Interfacial electron design of Pd-based bimetallic phosphide nanoparticles to promote hydrogen evolution reaction

Recently, constructing low-cost, high-efficiency hydrogen evolution reaction (HER) catalysts for electrocatalytic water splitting remains a difficult challenge to break the bottleneck. Here we design an excellent interfacial engineering tactics to enhance the HER performance of Pd-based bimetallic phosphide nanoparticles by co-doping of transition metal (Fe, Co and Ni) elements on carbon nanofibers (CNF).

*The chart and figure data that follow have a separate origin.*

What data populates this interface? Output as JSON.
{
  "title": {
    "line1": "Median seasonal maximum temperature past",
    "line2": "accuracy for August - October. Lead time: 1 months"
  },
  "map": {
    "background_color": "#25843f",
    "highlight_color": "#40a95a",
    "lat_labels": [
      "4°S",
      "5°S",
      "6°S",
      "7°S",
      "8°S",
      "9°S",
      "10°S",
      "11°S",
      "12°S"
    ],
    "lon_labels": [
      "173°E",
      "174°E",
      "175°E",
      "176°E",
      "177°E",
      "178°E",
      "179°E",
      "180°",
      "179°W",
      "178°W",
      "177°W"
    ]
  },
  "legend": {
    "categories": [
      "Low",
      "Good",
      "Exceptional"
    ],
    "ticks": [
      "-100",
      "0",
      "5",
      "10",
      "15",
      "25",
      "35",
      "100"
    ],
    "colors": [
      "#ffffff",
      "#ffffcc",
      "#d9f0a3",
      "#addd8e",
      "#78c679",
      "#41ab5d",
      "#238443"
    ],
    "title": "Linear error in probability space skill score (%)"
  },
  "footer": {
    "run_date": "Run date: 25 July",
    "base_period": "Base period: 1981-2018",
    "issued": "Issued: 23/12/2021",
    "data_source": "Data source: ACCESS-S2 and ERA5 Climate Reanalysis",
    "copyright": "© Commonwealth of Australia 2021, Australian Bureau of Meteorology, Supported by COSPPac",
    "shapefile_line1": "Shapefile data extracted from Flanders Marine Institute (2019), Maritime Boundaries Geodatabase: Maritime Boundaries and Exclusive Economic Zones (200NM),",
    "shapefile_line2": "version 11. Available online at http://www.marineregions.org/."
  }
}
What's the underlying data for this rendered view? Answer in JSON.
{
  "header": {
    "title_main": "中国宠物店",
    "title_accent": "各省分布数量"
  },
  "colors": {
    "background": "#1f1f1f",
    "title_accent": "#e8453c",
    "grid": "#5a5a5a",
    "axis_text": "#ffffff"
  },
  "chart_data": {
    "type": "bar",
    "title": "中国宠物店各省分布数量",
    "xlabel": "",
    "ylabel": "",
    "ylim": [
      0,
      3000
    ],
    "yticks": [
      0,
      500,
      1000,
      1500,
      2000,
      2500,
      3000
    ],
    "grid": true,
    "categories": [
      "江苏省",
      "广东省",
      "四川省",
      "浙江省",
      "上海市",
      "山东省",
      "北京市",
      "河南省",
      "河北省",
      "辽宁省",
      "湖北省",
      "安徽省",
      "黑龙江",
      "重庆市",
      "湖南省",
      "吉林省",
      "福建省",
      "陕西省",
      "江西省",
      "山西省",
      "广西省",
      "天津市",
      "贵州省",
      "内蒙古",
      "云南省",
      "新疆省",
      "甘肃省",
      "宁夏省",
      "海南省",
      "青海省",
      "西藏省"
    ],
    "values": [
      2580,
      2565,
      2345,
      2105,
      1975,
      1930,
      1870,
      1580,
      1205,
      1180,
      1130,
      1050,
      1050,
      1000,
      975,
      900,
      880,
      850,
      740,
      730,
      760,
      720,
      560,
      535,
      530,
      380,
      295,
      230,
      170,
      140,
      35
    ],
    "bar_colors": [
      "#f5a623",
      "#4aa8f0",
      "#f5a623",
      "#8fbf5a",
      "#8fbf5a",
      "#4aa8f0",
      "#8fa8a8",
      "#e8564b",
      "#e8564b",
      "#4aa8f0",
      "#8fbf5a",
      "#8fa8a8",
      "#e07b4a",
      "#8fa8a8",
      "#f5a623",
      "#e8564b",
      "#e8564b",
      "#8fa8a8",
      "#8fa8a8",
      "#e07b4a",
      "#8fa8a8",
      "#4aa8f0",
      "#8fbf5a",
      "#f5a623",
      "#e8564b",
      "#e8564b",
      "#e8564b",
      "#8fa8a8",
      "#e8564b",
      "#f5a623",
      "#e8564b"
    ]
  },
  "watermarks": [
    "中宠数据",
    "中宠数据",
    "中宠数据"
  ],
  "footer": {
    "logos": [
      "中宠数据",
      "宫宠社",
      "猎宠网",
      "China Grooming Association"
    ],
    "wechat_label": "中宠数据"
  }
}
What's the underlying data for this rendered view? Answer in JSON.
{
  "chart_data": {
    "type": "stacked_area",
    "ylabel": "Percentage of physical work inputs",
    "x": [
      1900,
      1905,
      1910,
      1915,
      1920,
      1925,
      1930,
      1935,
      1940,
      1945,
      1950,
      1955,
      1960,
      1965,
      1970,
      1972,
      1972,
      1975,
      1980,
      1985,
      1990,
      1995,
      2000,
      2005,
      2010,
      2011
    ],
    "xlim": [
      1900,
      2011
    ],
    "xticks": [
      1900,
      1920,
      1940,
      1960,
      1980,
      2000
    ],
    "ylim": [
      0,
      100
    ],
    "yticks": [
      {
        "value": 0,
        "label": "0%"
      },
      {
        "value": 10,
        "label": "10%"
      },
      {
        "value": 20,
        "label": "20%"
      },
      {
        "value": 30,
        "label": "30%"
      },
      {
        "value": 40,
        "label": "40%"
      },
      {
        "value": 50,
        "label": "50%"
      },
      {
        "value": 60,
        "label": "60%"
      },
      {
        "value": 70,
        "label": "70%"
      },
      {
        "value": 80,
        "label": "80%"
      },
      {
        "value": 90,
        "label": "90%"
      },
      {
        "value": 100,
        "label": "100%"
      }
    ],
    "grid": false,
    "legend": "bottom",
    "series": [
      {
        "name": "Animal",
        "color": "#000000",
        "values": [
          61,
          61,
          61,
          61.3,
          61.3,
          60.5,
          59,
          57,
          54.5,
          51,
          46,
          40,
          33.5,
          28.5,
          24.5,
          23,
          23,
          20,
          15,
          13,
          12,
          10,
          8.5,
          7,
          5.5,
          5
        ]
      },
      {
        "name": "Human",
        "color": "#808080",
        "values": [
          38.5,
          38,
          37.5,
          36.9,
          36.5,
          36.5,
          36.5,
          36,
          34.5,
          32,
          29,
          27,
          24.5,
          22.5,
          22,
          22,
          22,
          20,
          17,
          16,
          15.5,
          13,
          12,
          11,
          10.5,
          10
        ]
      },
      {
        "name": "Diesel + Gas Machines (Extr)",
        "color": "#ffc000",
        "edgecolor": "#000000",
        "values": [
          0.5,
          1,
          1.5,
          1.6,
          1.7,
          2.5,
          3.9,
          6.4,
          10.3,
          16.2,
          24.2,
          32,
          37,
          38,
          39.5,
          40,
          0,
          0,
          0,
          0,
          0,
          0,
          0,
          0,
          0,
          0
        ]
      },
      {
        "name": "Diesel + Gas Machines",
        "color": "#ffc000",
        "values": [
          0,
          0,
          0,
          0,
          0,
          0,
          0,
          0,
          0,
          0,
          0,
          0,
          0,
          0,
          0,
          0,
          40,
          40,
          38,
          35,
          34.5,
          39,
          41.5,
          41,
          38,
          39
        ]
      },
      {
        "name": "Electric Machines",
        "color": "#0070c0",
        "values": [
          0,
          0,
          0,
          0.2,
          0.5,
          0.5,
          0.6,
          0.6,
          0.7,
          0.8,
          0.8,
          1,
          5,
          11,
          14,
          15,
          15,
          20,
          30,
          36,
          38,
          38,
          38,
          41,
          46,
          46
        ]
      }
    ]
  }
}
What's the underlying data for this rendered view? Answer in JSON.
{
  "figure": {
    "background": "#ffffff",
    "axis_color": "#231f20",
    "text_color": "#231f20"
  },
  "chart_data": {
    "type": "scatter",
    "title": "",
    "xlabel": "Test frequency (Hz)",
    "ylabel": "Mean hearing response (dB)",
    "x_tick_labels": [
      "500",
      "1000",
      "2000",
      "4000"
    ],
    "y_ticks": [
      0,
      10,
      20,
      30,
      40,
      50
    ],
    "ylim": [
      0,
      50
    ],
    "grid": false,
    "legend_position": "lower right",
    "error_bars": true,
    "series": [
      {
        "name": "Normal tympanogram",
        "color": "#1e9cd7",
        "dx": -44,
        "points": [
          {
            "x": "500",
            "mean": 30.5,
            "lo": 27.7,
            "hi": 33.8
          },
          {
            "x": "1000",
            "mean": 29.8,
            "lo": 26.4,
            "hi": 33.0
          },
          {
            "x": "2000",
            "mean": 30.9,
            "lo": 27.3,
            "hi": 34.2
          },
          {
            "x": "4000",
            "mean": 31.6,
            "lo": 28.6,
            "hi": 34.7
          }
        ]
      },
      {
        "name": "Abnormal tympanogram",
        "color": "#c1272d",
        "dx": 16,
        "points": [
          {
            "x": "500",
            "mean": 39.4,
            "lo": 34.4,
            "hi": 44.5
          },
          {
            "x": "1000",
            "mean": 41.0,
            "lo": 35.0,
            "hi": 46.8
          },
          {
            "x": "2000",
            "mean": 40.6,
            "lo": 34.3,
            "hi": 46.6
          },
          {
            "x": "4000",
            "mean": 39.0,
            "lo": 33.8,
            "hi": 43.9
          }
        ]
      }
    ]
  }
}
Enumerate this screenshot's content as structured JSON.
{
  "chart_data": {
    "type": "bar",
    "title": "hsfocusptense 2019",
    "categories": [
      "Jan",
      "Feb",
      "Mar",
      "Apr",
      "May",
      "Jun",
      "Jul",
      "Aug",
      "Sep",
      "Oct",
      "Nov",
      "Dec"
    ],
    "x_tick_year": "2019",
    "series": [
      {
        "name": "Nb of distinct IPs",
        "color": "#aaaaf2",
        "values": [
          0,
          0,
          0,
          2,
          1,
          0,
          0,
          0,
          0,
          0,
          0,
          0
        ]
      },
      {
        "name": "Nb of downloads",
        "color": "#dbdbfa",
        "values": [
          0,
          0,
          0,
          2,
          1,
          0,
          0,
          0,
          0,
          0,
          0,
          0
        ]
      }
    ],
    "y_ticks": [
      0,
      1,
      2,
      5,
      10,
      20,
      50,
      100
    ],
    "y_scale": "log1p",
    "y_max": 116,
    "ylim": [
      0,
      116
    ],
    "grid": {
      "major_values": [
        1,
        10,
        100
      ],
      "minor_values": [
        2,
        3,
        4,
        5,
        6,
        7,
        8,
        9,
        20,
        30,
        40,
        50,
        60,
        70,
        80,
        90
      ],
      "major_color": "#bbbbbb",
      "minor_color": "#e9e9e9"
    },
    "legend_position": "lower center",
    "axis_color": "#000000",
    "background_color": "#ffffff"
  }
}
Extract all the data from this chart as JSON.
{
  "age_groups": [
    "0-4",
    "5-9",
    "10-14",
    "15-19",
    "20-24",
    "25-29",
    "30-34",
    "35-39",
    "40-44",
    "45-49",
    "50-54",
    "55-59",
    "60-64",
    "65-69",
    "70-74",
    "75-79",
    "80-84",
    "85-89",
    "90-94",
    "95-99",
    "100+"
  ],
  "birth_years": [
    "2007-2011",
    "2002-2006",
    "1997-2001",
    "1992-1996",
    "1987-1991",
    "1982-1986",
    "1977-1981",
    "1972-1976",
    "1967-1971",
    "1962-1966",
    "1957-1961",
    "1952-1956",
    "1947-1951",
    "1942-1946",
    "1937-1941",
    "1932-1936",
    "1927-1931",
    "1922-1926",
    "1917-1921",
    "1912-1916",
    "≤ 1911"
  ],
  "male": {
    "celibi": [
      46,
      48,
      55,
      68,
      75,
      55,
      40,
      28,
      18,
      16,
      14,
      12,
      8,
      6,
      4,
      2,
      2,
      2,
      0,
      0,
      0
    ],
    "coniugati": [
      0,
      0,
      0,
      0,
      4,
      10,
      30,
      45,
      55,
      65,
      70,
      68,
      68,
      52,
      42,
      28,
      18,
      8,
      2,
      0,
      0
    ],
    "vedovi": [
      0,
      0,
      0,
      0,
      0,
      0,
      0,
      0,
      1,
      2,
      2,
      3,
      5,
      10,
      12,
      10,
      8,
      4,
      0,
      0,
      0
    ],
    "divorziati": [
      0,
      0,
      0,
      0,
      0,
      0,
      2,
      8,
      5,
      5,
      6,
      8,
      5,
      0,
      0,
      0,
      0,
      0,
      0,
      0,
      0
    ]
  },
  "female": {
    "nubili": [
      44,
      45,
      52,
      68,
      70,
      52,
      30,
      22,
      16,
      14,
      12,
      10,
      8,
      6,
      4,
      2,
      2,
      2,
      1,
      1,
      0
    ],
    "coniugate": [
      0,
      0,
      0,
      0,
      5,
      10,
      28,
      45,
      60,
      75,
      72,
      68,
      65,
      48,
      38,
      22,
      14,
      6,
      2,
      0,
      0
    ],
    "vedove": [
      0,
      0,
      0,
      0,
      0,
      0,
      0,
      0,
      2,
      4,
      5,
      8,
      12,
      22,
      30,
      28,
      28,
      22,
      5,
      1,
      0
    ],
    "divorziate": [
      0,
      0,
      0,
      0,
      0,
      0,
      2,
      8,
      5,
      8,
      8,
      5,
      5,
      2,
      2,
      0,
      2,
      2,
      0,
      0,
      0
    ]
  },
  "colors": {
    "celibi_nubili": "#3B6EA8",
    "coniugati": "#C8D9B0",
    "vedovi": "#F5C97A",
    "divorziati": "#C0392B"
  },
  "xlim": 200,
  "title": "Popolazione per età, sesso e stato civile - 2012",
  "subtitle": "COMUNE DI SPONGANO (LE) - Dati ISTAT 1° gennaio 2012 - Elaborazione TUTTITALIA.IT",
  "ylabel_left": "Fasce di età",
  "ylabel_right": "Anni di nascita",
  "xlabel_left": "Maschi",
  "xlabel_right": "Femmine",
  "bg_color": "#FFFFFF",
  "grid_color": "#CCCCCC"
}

The optimized PdFeP@CNF possesses the increase active sites and large exchange current density (j0) which exhibits the highest active HER performance with the lowest overpotentials of 13.2, 40.8, 77.6 and 120 mV at current densities of 10, 100, 200 and 400 mA cm−2 in 0.5 M H2SO4 solution, respectively. Moreover, PdFeP@CNF also shows fabulous stability for 100 h with no decrease at the current density. It is found that interfacial-bond-induced electron between Pd and transition metal phosphides can optimize the intrinsic activity then accelerate HER performance. This protocol provides a new approach to fabricate bimetallic phosphide nanoparticles for optimizing its catalytic performance.